In a series of brief interviews welcoming his new book Evolution: Still a Theory in Crisis, Discovery Institute biologist Michael Denton has hammered on the “existential” challenge to Darwinism from non-adaptive order. In other words, Darwin’s theory insists on natural selection as the (mindless) sculptor of life at every step along evolution’s path.
But that process preserves only adaptive features, not abstract patterns that serve an aesthetic purpose or, to all appearances, none at all. If non-adaptive order permeates the history of life — and it seemingly does, as Denton shows in the book — that’s a huge problem for classic evolutionary thinking.
What about intelligent design? Isn’t this state of affairs in biology a contradiction for ID too? Wouldn’t a designer scrutinize his work with an eye to what adapts an organism well to its environment? Certainly, but such an intelligence might have other ends in view as well — like beauty or some alternative consideration at which we can only guess.

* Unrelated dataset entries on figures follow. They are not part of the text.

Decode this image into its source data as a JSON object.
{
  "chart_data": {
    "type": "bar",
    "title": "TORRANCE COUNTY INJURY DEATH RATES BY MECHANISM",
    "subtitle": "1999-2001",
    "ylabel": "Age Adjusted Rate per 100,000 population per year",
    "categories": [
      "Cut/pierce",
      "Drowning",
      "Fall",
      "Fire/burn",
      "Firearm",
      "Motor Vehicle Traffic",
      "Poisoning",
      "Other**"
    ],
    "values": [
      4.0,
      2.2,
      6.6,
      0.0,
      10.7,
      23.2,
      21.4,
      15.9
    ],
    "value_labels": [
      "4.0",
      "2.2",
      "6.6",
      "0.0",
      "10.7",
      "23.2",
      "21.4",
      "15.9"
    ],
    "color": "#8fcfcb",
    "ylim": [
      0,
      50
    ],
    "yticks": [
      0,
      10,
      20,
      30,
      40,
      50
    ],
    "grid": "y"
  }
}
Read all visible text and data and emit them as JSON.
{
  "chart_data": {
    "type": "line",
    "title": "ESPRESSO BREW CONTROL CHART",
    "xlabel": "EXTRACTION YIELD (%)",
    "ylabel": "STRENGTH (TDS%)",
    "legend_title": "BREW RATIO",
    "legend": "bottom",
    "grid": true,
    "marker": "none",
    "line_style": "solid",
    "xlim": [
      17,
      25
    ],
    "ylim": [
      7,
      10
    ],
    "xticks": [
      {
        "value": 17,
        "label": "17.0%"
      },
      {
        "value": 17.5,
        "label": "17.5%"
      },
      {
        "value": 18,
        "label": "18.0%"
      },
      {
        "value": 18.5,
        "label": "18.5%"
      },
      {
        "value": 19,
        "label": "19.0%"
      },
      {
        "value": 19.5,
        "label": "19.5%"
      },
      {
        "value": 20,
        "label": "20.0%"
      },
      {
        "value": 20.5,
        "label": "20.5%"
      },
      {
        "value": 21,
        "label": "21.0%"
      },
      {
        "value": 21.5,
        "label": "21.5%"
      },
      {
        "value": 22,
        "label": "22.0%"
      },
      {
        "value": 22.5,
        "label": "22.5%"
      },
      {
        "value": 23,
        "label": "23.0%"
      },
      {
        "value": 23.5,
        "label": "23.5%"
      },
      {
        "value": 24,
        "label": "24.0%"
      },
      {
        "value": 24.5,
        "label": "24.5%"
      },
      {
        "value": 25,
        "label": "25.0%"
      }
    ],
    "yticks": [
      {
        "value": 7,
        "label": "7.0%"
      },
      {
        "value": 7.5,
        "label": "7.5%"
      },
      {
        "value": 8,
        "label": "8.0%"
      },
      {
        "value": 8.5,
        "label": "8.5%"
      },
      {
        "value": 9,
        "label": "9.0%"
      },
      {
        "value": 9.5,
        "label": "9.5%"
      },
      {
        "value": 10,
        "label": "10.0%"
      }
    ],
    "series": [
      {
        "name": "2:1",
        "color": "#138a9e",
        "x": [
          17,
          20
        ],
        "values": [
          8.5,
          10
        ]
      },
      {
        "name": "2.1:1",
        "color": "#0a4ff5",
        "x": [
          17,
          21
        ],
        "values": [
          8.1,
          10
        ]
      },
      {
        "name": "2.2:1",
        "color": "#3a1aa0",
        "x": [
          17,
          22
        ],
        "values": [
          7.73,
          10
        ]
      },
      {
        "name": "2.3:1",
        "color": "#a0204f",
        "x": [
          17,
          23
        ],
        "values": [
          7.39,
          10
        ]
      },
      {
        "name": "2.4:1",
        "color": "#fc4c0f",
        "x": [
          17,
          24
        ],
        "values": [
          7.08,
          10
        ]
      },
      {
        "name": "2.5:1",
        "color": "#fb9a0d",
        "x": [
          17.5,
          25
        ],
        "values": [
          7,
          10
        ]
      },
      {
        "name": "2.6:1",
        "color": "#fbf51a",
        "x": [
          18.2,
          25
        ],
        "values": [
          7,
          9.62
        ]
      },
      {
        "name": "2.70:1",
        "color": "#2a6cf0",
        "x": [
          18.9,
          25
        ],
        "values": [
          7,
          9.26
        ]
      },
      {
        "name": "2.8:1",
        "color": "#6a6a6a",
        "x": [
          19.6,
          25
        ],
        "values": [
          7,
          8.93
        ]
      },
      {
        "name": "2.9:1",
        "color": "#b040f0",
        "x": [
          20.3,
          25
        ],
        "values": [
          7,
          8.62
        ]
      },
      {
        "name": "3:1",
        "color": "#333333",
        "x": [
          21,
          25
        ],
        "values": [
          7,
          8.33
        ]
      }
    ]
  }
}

In this video conversation, Dr. Denton explains why his observation poses no challenge to ID. Darwinism expects to find, in biological features, adaptive value specific to a particular organism and environment, not, as in the pentadactyl limb, generic adaptation across a range of organisms.
Yes, the pattern of our limbs possesses a certain pleasing vitality or dynamic quality (that also functions well, of course), but that’s not an evolutionary criterion. Generic adaptation, on the other hand, suggests a design selected in advance of evolution, by the intelligent forethought of a designer with an artist’s eye, who could see it all before the first animal with such a feature ever existed.